WILLMAR -- For one day, each Kandiyohi County Commissioner had a chance to see what it feels like to go the desk at the Family Services Department, fill out a form asking for assistance and make an appointment with a case worker.
On that same day, they got to feel the heavy weight that county social workers experience when they review cases of potential abuse of children or vulnerable adults.
They also witnessed the complicated maze of regulations and endless state-mandated paperwork social workers complete for multiple programs, like screening elders for long-term care assistance and determining who pays for nursing home stays.
"Wow. That was quite a day," one of the commissioners told Jay Kieft, Kandiyohi County Family Services director.
Over the last two months, all five commissioners spent an individualized day in the Family Services Department shadowing the case workers and department heads. They also walked in the shoes of a county resident who needs assistance.
At the end of each day Kieft met with the commissioner to get their gut reactions. Even though they were well-acquainted with the family service programs and the work county employees do, they experienced some surprises that brought them to the heart of the mission.
They told Kieft that the process of applying for assistance "is not really easy," people "don't just stop in and get a check" and that "the perception that the Health and Human Services building is just a place for handouts is wrong."
After his experience, Commissioner Richard Falk confessed he "must live a sheltered life."
The commissioners were also deeply impressed by the "breadth of knowledge" the county workers had and how "respectful" they were to everyone who walked through the doors. They also noticed the enthusiasm of the staff and said their "excitement about the mission is evident."

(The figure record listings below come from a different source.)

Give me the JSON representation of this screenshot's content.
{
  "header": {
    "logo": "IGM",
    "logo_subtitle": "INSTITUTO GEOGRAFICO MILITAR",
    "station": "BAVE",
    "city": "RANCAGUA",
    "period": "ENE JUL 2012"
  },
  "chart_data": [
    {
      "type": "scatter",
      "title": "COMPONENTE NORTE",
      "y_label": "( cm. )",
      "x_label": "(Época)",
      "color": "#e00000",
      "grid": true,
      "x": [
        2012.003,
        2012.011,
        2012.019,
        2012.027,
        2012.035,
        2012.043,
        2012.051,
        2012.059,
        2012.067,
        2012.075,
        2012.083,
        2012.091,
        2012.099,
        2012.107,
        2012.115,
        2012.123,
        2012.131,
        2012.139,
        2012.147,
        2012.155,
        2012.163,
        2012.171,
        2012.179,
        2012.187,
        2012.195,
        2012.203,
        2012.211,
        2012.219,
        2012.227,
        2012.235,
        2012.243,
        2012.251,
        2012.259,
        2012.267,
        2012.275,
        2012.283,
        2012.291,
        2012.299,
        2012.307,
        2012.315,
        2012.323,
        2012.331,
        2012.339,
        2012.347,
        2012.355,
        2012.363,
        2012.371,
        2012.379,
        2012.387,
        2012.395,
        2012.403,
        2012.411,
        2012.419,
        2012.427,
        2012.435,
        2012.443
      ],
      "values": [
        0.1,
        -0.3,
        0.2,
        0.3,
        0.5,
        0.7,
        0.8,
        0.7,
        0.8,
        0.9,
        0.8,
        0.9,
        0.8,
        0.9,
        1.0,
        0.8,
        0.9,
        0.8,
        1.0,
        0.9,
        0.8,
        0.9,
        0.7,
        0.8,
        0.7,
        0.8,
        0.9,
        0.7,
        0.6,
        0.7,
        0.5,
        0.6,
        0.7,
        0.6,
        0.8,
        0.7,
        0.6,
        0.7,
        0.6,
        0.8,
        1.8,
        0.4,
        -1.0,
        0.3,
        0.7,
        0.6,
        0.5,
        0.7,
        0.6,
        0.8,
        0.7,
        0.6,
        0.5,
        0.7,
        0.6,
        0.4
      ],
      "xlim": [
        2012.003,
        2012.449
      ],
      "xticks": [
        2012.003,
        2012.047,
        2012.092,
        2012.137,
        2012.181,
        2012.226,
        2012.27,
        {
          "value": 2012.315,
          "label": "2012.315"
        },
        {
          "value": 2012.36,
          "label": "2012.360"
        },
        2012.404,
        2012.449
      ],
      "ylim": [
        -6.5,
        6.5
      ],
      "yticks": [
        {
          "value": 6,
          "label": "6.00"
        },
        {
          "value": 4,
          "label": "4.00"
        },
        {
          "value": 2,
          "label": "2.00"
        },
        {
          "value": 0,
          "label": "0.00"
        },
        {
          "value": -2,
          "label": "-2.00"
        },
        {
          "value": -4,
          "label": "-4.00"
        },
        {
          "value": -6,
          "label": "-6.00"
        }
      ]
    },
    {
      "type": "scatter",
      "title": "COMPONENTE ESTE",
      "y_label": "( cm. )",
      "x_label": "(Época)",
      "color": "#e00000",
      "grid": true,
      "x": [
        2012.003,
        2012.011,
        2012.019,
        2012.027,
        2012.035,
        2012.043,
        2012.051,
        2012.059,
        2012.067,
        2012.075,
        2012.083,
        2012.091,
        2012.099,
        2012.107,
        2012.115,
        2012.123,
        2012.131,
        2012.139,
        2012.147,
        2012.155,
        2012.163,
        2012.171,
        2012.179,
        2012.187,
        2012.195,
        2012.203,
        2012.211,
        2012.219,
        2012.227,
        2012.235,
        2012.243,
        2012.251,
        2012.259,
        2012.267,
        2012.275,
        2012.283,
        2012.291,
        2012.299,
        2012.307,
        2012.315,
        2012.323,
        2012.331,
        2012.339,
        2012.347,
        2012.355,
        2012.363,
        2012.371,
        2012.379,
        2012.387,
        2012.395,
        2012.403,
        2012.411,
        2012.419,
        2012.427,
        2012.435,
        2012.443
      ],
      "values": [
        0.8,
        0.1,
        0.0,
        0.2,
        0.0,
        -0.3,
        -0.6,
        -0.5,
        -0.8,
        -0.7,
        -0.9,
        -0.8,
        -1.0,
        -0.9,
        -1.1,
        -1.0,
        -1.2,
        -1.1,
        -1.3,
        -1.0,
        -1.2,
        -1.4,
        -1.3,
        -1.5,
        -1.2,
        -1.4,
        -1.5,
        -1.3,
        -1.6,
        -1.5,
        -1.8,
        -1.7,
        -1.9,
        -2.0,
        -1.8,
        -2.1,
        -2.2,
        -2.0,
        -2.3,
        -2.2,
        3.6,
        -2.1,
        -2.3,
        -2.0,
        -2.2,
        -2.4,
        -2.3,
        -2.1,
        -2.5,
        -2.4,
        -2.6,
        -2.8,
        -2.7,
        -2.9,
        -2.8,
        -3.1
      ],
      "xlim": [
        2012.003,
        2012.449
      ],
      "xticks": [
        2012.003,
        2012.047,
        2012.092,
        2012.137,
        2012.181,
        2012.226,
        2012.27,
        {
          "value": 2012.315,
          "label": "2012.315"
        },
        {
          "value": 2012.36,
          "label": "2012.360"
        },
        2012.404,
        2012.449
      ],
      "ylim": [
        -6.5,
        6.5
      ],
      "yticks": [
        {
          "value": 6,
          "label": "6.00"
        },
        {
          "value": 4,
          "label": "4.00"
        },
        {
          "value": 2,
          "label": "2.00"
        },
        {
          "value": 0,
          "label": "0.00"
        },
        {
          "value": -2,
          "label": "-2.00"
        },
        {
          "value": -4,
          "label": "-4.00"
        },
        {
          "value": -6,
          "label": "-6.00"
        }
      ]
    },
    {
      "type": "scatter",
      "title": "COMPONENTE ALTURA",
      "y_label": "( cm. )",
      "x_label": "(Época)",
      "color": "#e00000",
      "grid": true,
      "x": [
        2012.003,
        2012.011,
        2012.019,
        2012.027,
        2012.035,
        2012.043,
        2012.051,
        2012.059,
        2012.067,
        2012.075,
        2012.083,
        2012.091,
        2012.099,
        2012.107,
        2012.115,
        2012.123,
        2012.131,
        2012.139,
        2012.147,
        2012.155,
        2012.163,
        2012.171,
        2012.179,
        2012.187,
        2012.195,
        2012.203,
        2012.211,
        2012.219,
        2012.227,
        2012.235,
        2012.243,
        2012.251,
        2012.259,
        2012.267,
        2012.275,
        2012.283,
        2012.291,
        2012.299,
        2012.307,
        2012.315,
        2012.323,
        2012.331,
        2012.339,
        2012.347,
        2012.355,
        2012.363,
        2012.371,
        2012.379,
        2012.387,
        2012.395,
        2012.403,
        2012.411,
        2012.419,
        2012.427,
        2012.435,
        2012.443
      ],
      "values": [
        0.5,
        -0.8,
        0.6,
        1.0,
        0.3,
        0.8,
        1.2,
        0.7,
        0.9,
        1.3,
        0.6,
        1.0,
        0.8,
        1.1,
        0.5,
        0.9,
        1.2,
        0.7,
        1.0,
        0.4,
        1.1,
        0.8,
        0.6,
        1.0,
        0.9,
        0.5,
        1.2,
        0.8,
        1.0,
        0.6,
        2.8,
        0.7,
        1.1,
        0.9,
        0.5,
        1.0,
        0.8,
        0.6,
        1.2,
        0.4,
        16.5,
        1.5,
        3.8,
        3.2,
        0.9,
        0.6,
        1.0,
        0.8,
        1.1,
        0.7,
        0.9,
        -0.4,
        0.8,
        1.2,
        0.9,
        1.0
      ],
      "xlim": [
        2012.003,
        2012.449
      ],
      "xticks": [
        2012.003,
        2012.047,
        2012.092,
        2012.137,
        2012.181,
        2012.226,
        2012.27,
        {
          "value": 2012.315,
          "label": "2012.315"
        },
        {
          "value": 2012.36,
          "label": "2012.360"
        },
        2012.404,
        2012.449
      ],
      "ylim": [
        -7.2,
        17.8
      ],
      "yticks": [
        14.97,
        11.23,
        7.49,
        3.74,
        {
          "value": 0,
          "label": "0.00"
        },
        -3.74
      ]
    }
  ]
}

Seeing the county commissioners in their department also had a huge, positive impact on the employees, Kieft said. "Our staff really feels validated by their attention," he said, and that has "lifted up" the mission of the department even higher.
Kieft said he hopes that giving the commissioners a taste of the day-to-day events in the Family Services Department will help them make decisions in the future about programs. The county commissioners are "ambassadors" and Kieft has encouraged them to take the family services message to the public.
"They're the best tie to the community," he said. "They're leaders. People go to them and listen to them when they speak."
Falk said he found the exercise so valuable that the commissioners should have similar shadow experiences with other county departments.